La question de la « sous-représentation » de la Guinée dans les instances de décision de l'Omvs semble être la principale raison de la décision des autorités guinéennes de suspendre leur participation à l'Omvs. En effet, l'un des points à l'ordre du jour de la Conférence des Chefs d'État et de Gouvernement de l'organisation était le renouvellement des instances dirigeantes, notamment la rotation de la présidence de la Conférence des Chefs d'État et de Gouvernement et du Conseil des Ministres.

Ainsi, Assimi Goïta du Mali, qui assurait la présidence en exercice de la Conférence des Chefs d'État et de Gouvernement, a été remplacé par Mohamed Ould Cheikh EL Ghazouani de la Mauritanie. Dans la même veine, Bintou Camara, Ministre de l'Énergie et de l'Eau de la République du Mali, a succédé au Ministre sénégalais de l'Eau et de l'Assainissement Serigne Mbaye Thiam comme président du Conseil des Ministres de l'Omvs.

Faut-il le rappeler, la présidence de la Conférence des Chefs d'État et celle du Conseil des Ministres sont occupées alternativement par les États membres, à savoir la Guinée, le Mali, la Mauritanie et le Sénégal. Mais, c'est moins ces deux décisions issues de la 19e Conférence des Chefs d'État et de Gouvernement de l'Omvs qui ont frustré les autorités guinéennes que le poste de Haut-commissaire adjoint de l'Omvs non pourvu. En effet, selon une source autorisée, ce poste devait être occupé par la Guinée, mais étant donné que la Conférence des Chefs d'État et de Gouvernement pense à sa suppression, il a été laissé vacant. Notre interlocuteur de préciser que ce poste avait été créé, il y a une dizaine d'années, pour régler des problèmes de...frustration. Aujourd'hui, sa suppression en a créé.

En 1971, la Guinée avait déjà quitté l'Omvs

Ce n'est pas la première fois que la Guinée exprime ses états d'âme sur le fonctionnement de cette structure sous-régionale. Membre fondateur de l'Organisation des États riverains du fleuve Sénégal (Oers), mise en place en 1968 et ancêtre de l'Omvs, la Guinée avait claqué la porte en 1971, un an avant que la structure ne change de dénomination. Ce n'est qu'en 2005 que la Guinée réintégrera l'Organisation après avoir signé, en 1992, un protocole-cadre de coopération avec l'Omvs, puis, en 2004, un accord instituant un Conseil interministériel Guinée/Omvs et une commission juridique et technique. L'ancien Premier ministre de la Guinée Kabiné Komara a occupé le poste de Haut-commissaire de l'Omvs entre 2013 et 2017. À sa suite, il y a eu le Malien Ahmed Diané Semega, de 2017 à 2022, et depuis novembre dernier, c'est le Mauritanien Mohamed Ould Ahmed Vettah qui dirige l'Omvs.

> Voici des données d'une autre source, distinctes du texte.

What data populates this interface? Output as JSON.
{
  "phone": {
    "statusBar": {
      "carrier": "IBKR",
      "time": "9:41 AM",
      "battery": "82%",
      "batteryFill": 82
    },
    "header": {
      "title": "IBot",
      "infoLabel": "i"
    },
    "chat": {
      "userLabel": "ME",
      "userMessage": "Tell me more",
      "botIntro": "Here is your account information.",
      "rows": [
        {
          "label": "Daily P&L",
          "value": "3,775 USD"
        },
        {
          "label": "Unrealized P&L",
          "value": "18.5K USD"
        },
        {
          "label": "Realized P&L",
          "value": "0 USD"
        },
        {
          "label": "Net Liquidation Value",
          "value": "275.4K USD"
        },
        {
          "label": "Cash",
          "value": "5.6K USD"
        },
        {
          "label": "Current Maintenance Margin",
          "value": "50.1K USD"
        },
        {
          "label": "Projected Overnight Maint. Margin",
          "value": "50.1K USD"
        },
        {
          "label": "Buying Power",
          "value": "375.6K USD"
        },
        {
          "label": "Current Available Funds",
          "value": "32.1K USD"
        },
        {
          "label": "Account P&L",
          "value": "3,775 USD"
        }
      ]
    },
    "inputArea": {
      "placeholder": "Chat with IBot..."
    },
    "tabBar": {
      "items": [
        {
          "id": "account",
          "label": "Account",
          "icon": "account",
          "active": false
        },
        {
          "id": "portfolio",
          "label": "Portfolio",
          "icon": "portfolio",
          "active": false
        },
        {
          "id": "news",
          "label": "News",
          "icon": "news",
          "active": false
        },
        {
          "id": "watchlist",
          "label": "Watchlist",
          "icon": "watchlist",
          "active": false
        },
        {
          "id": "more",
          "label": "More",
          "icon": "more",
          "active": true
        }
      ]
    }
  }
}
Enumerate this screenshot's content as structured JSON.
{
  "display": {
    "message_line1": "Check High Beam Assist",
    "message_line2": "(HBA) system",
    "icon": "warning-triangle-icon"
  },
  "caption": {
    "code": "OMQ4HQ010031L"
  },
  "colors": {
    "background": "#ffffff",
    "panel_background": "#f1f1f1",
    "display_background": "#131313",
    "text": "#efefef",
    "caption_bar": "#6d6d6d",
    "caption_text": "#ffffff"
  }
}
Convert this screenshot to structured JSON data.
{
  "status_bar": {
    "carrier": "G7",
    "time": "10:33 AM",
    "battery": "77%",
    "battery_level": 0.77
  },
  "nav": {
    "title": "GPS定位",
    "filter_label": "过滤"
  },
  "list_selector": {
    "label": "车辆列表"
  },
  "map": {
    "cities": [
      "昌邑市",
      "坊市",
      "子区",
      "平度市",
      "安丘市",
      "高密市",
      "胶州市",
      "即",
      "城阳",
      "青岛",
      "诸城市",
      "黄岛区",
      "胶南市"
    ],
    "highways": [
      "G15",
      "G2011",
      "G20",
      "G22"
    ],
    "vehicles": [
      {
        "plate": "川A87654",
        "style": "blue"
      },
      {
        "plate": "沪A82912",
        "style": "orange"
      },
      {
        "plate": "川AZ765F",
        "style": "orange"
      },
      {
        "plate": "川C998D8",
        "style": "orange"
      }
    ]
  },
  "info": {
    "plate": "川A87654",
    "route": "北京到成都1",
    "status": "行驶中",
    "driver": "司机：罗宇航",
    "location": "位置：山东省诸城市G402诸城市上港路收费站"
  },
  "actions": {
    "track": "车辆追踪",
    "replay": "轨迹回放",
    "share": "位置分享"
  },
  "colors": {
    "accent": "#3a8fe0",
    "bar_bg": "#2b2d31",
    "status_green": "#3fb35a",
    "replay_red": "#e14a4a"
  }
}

L'Omvs « regrette » la décision de la Guinée

L'Organisation pour la mise en valeur du fleuve Sénégal (Omvs) n'a pas tardé à réagir à la décision des autorités guinéennes de suspendre leur participation à l'instance intergouvernementale. Dans une note parvenue au « Soleil », l'Omvs dit « regretter profondément » cet acte. Sans aucun commentaire sur les griefs soulevés par la Guinée, l'instance sous-régionale assure qu'elle « s'attèlera, en relation avec ses hautes instances, à trouver les solutions appropriées aux raisons évoquées ». Considérée comme un modèle en matière de pilotage de l'exploitation et de la gestion rationnelle des ressources d'eau transfrontalières, l'Omvs, dans son communiqué, indique qu'elle continuera à contribuer au développement économique et social du bassin du fleuve Sénégal conformément aux objectifs pour lesquels elle a été créée en 1972.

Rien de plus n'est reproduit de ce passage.